Roughly 100 days into the Obama administration, Steven Chu has announced that the hydrogen fuel cell will not be a practical power source for cars in the next 10-20 years and does not merit the emphasis placed on it.  Funds for vehicle development have accordingly been cut off.

That didn't take long.  (Pity Europe was 3 years ahead of us, but better late than never.)

Hydrogen fuel-cell vehicles always had a long list of barriers to widespread use:

  1. Hydrogen itself is easiest to make from fossil fuels; renewable hydrogen is a much tougher problem.
  2. There is nothing like a national network to distribute hydrogen, unlike electricity and natural gas.  This would have to be built from scratch, or hydrogen made from something else near the point of use.  If hydrogen is made from something else, there is no "hydrogen economy".
  3. Hydrogen is very difficult to store; the target for hydrogen storage systems is just 7% by weight.
  4. Low-temperature fuel cells, such as Proton-Exchange Membrane (PEM) cells, are expensive to manufacture, touchy about operating conditions and rather short-lived regardless.

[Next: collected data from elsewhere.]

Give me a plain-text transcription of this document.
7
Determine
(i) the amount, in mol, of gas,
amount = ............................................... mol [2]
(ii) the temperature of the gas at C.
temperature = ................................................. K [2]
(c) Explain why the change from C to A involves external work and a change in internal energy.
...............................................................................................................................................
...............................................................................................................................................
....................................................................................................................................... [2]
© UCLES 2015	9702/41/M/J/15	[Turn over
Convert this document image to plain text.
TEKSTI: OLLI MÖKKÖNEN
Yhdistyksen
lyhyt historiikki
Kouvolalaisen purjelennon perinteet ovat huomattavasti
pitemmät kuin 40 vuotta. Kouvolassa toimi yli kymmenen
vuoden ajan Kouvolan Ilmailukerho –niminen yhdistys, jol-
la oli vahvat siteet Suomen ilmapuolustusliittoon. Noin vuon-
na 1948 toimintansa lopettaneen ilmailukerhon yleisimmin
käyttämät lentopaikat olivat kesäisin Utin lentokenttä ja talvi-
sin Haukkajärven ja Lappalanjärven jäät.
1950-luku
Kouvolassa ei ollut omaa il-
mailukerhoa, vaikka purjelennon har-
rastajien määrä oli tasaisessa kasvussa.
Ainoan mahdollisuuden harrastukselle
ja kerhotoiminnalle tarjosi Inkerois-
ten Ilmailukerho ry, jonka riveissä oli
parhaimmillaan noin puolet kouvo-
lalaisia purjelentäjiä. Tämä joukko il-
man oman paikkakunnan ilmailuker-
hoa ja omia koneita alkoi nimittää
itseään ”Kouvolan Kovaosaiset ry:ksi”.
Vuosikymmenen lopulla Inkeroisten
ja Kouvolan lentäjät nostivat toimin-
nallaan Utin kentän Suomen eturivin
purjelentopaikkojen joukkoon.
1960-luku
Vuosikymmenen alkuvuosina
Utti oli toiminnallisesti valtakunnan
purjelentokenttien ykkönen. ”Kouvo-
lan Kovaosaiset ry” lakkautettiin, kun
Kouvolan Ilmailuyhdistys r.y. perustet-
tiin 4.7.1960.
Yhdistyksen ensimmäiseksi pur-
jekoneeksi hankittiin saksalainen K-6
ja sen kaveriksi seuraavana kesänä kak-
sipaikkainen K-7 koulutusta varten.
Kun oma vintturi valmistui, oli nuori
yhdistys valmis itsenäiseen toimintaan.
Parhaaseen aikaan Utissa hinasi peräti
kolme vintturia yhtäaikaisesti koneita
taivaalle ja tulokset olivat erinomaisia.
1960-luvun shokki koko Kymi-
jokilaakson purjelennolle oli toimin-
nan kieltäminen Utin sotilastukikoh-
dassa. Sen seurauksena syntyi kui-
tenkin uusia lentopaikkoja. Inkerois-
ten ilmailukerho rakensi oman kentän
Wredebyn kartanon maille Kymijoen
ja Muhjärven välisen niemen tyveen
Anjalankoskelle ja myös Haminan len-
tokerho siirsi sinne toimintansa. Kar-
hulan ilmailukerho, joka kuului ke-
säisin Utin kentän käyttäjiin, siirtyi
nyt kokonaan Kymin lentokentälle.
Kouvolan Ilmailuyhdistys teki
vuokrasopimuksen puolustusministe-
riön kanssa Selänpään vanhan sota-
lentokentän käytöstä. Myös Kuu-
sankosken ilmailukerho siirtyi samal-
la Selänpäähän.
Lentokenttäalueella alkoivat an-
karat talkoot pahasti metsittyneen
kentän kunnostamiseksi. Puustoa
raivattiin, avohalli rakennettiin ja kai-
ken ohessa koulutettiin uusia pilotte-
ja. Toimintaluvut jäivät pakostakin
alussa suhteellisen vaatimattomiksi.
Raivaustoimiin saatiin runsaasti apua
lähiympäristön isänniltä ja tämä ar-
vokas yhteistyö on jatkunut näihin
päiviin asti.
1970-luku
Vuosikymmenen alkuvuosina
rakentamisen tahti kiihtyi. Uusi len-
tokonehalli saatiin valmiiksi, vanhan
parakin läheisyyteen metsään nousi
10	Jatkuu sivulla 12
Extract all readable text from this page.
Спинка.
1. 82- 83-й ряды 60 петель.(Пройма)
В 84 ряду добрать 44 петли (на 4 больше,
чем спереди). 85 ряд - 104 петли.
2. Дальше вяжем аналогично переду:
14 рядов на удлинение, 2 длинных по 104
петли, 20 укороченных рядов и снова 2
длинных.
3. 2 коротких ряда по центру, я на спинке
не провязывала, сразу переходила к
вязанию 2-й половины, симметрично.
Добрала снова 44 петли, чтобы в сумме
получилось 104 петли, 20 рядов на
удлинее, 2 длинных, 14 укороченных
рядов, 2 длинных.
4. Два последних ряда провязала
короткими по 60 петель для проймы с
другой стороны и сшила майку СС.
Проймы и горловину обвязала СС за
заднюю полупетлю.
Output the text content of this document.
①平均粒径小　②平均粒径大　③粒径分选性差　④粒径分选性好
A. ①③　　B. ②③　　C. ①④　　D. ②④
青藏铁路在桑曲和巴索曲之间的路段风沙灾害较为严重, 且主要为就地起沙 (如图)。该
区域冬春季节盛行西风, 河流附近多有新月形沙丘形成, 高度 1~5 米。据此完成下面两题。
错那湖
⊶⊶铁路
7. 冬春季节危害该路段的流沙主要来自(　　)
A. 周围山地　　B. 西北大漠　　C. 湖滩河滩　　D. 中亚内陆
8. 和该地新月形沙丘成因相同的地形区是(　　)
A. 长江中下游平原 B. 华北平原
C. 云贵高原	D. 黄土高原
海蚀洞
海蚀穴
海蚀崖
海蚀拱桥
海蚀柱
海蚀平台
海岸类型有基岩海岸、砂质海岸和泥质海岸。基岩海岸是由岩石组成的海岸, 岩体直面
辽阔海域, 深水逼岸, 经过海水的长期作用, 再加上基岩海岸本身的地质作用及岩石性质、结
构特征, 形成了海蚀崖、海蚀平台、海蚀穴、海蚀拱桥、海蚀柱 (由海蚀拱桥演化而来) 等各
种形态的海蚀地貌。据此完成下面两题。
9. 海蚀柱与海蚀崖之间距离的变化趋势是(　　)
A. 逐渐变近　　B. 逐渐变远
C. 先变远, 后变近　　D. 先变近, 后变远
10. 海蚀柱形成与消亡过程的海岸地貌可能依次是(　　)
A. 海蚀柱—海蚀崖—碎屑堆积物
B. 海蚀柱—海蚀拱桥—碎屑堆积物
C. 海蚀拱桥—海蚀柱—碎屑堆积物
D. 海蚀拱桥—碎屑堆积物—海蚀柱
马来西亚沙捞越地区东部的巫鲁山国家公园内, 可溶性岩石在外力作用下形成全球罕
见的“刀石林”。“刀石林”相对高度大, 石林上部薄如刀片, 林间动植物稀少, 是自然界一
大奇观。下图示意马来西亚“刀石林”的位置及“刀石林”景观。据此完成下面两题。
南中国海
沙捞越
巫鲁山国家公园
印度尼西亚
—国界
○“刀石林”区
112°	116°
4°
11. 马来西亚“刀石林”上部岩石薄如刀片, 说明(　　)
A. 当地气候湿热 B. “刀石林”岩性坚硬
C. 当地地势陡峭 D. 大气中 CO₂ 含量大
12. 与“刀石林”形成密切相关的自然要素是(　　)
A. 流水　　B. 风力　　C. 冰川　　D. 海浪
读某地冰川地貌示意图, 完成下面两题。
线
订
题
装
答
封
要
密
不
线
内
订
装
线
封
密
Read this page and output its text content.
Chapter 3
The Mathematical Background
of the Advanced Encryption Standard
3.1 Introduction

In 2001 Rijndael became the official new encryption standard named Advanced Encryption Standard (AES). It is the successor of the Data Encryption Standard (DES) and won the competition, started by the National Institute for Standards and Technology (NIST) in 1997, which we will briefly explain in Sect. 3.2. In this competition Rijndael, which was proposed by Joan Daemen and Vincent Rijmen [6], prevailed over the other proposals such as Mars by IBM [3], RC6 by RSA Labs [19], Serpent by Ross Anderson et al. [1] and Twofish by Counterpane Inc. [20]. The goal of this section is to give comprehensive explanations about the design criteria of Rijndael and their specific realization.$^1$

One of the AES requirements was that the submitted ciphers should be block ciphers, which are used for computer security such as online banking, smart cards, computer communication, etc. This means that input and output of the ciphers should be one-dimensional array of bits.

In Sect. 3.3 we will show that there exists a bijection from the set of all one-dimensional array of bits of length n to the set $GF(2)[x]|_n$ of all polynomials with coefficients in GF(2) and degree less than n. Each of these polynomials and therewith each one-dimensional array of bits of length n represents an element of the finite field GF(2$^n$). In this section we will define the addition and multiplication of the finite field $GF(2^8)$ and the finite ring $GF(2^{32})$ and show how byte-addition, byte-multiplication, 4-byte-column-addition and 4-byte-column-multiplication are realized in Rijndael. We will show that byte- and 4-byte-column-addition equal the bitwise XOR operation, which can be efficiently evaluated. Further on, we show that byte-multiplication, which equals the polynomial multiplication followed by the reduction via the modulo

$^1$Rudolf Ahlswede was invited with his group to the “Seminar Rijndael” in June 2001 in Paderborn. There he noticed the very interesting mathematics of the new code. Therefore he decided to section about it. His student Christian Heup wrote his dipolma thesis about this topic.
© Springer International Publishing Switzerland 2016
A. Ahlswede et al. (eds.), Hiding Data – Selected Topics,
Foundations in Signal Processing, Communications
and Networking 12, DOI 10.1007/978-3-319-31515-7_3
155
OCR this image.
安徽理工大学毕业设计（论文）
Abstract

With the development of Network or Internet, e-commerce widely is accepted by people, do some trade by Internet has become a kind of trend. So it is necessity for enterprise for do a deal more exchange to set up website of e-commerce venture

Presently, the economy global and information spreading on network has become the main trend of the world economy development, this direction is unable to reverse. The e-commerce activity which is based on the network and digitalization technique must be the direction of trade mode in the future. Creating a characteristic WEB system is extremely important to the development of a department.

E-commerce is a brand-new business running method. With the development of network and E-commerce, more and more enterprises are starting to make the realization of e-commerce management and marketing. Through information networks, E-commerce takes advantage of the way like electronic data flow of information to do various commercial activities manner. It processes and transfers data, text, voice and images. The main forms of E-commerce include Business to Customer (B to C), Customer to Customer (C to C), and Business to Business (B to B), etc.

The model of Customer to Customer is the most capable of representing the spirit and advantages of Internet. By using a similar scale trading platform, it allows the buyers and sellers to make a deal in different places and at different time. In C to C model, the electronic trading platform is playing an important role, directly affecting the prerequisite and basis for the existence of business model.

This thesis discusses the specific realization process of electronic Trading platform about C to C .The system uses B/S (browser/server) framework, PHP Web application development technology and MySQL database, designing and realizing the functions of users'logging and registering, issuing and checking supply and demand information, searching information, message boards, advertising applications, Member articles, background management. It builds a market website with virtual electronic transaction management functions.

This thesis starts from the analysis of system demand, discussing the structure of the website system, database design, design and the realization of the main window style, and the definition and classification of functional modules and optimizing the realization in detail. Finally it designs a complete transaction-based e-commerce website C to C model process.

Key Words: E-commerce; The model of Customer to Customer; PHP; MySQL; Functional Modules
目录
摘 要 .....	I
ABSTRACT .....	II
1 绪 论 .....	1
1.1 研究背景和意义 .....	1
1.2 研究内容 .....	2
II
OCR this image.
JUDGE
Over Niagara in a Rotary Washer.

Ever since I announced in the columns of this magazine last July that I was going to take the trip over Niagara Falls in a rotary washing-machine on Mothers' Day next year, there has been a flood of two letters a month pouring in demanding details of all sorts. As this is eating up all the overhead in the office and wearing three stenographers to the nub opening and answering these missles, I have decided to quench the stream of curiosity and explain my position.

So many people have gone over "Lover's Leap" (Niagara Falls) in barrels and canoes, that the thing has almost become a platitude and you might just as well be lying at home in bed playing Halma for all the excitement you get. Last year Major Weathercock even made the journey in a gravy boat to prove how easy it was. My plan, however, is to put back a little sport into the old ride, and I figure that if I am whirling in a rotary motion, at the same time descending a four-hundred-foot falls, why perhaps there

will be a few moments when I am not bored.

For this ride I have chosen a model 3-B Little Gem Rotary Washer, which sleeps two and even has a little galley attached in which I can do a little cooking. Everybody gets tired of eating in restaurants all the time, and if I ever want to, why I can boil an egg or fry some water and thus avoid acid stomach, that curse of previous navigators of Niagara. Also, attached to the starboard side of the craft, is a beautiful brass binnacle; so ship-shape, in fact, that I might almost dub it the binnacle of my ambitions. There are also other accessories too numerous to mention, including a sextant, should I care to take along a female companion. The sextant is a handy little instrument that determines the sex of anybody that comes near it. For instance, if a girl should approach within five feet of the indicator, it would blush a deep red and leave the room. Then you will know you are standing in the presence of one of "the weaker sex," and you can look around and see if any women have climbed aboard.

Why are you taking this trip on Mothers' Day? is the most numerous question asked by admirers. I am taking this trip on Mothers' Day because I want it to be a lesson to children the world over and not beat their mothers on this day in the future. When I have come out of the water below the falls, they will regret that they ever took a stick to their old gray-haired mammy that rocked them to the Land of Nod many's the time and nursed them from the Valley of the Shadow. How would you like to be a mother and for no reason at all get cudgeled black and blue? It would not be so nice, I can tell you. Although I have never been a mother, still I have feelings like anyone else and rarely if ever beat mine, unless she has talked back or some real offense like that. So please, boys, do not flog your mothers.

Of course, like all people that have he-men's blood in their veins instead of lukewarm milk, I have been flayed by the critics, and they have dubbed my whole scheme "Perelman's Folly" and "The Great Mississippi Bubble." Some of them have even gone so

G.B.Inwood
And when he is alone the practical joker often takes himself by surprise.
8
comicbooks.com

It might be reasonable to expect one of these problems to fall to an intensive R&D program in a reasonable period.  But four of them?  When two of them are completely intractable matters of physics or infrastructure?  Freedom Car was a boondoggle from day one, never intended to get anywhere.

Unfortunately, Detroit appears to have gone into the crapper with it.  We have lost 8 years, during which peak oil has come and gone.  Had we stayed the course, we would have had PNGV vehicles on sale 2-3 years ago.  A robust American program to produce cars that achieved 70+ MPG would have enjoyed huge popularity as fuel headed for $5/gallon, and the parts business (especially batteries) would have perhaps kept the Chinese company BYD out of auto manufacturing.

What to do now?  I still think independent investigations and trials on charges up to and including high treason are appropriate on this matter (and others).  But scrapping our gas-guzzlers and converting the plants which made them to HEV, PHEV and EV production and other manufacturing (such as wind turbines) should top the list of initiatives to start immediately.